U.S. District Court Judge Randolph D. Moss sided with consumer advocates, two former students seeking relief from their loans, and Democratic attorneys general from 19 states and the District of Columbia, who challenged the Trump administration’s postponement of Obama-era regulations governing “borrower defense to repayment.”
If you attend a school that misled you or engaged in other misconduct, “borrower defense” is the process of seeking relief from your outstanding student loans. The rule was created in the mid-1990s, but remained obscure, producing very few claims, until the collapse of the for-profit Corinthian Colleges and ITT Tech. That’s when the Obama administration updated and clarified how students were supposed to seek loan forgiveness. Since then, a reported 165,000 claims have been brought; almost all of them pertain to for-profit colleges.

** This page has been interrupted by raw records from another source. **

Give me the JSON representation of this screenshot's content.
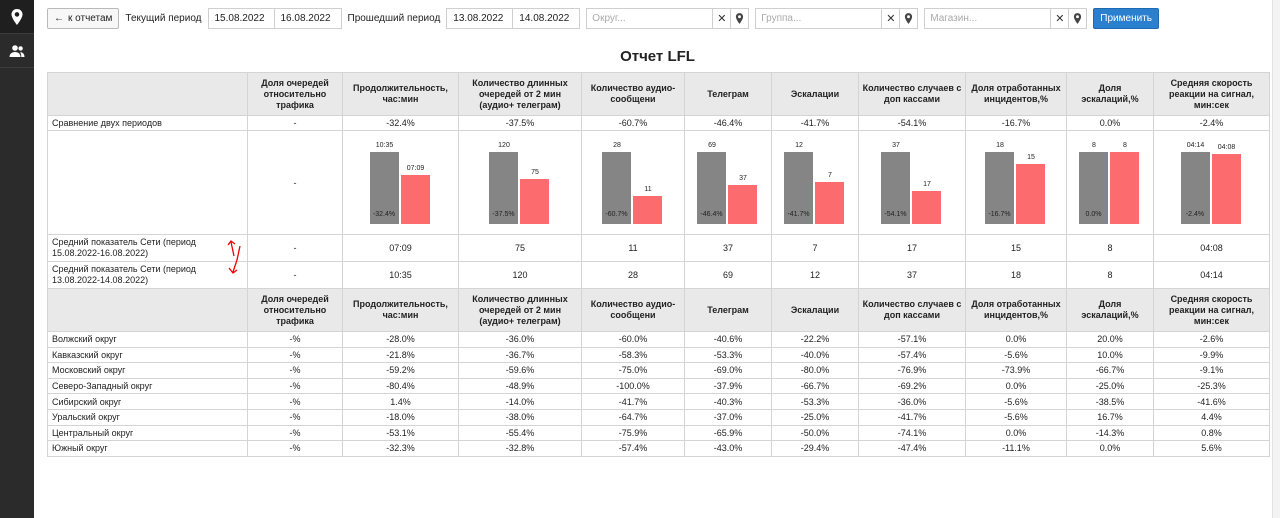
{
  "sidebar": {
    "icons": [
      "map-pin-icon",
      "users-icon"
    ]
  },
  "toolbar": {
    "back_label": "к отчетам",
    "current_period_label": "Текущий период",
    "current_from": "15.08.2022",
    "current_to": "16.08.2022",
    "previous_period_label": "Прошедший период",
    "previous_from": "13.08.2022",
    "previous_to": "14.08.2022",
    "district_placeholder": "Округ...",
    "group_placeholder": "Группа...",
    "store_placeholder": "Магазин...",
    "apply_label": "Применить"
  },
  "report": {
    "title": "Отчет LFL",
    "columns": [
      "Доля очередей относительно трафика",
      "Продолжительность, час:мин",
      "Количество длинных очередей от 2 мин (аудио+ телеграм)",
      "Количество аудио-сообщени",
      "Телеграм",
      "Эскалации",
      "Количество случаев с доп кассами",
      "Доля отработанных инцидентов,%",
      "Доля эскалаций,%",
      "Средняя скорость реакции на сигнал, мин:сек"
    ],
    "comparison": {
      "label": "Сравнение двух периодов",
      "values": [
        "-",
        "-32.4%",
        "-37.5%",
        "-60.7%",
        "-46.4%",
        "-41.7%",
        "-54.1%",
        "-16.7%",
        "0.0%",
        "-2.4%"
      ]
    },
    "charts_first_cell": "-",
    "avg_current": {
      "label": "Средний показатель Сети (период 15.08.2022-16.08.2022)",
      "values": [
        "-",
        "07:09",
        "75",
        "11",
        "37",
        "7",
        "17",
        "15",
        "8",
        "04:08"
      ]
    },
    "avg_previous": {
      "label": "Средний показатель Сети (период 13.08.2022-14.08.2022)",
      "values": [
        "-",
        "10:35",
        "120",
        "28",
        "69",
        "12",
        "37",
        "18",
        "8",
        "04:14"
      ]
    },
    "districts": [
      {
        "name": "Волжский округ",
        "values": [
          "-%",
          "-28.0%",
          "-36.0%",
          "-60.0%",
          "-40.6%",
          "-22.2%",
          "-57.1%",
          "0.0%",
          "20.0%",
          "-2.6%"
        ]
      },
      {
        "name": "Кавказский округ",
        "values": [
          "-%",
          "-21.8%",
          "-36.7%",
          "-58.3%",
          "-53.3%",
          "-40.0%",
          "-57.4%",
          "-5.6%",
          "10.0%",
          "-9.9%"
        ]
      },
      {
        "name": "Московский округ",
        "values": [
          "-%",
          "-59.2%",
          "-59.6%",
          "-75.0%",
          "-69.0%",
          "-80.0%",
          "-76.9%",
          "-73.9%",
          "-66.7%",
          "-9.1%"
        ]
      },
      {
        "name": "Северо-Западный округ",
        "values": [
          "-%",
          "-80.4%",
          "-48.9%",
          "-100.0%",
          "-37.9%",
          "-66.7%",
          "-69.2%",
          "0.0%",
          "-25.0%",
          "-25.3%"
        ]
      },
      {
        "name": "Сибирский округ",
        "values": [
          "-%",
          "1.4%",
          "-14.0%",
          "-41.7%",
          "-40.3%",
          "-53.3%",
          "-36.0%",
          "-5.6%",
          "-38.5%",
          "-41.6%"
        ]
      },
      {
        "name": "Уральский округ",
        "values": [
          "-%",
          "-18.0%",
          "-38.0%",
          "-64.7%",
          "-37.0%",
          "-25.0%",
          "-41.7%",
          "-5.6%",
          "16.7%",
          "4.4%"
        ]
      },
      {
        "name": "Центральный округ",
        "values": [
          "-%",
          "-53.1%",
          "-55.4%",
          "-75.9%",
          "-65.9%",
          "-50.0%",
          "-74.1%",
          "0.0%",
          "-14.3%",
          "0.8%"
        ]
      },
      {
        "name": "Южный округ",
        "values": [
          "-%",
          "-32.3%",
          "-32.8%",
          "-57.4%",
          "-43.0%",
          "-29.4%",
          "-47.4%",
          "-11.1%",
          "0.0%",
          "5.6%"
        ]
      }
    ]
  },
  "chart_data": {
    "type": "bar",
    "colors": {
      "previous": "#858585",
      "current": "#fc6b6e"
    },
    "charts": [
      {
        "prev_label": "10:35",
        "cur_label": "07:09",
        "prev": 635,
        "cur": 429,
        "change": "-32.4%"
      },
      {
        "prev_label": "120",
        "cur_label": "75",
        "prev": 120,
        "cur": 75,
        "change": "-37.5%"
      },
      {
        "prev_label": "28",
        "cur_label": "11",
        "prev": 28,
        "cur": 11,
        "change": "-60.7%"
      },
      {
        "prev_label": "69",
        "cur_label": "37",
        "prev": 69,
        "cur": 37,
        "change": "-46.4%"
      },
      {
        "prev_label": "12",
        "cur_label": "7",
        "prev": 12,
        "cur": 7,
        "change": "-41.7%"
      },
      {
        "prev_label": "37",
        "cur_label": "17",
        "prev": 37,
        "cur": 17,
        "change": "-54.1%"
      },
      {
        "prev_label": "18",
        "cur_label": "15",
        "prev": 18,
        "cur": 15,
        "change": "-16.7%"
      },
      {
        "prev_label": "8",
        "cur_label": "8",
        "prev": 8,
        "cur": 8,
        "change": "0.0%"
      },
      {
        "prev_label": "04:14",
        "cur_label": "04:08",
        "prev": 254,
        "cur": 248,
        "change": "-2.4%"
      }
    ]
  }
}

Since June 2017, DeVos has taken several actions to delay the Obama-era rule. The department has used that time to restart the rulemaking clock, and rewrite borrower defense to make it tougher for students to seek and receive debt relief. In particular, they introduced the idea that some students should only get some of their loans forgiven, depending on their current income. In the meantime, claims are being reviewed under the old, mid-’90s rule.
The judge ruled that DeVos’ delay was “unlawful” and “arbitrary and capricious.” With respect to the student plaintiffs, the judge found that the department’s actions: “have deprived” them “of several concrete benefits that they would have otherwise accrued under the Borrower Defense Regulations.”
The judge will decide how the Education Department should proceed after a hearing on Friday. The court may order that the Obama rule take effect immediately, says Merrill. The Department of Education did not immediately respond to request for comment by NPR.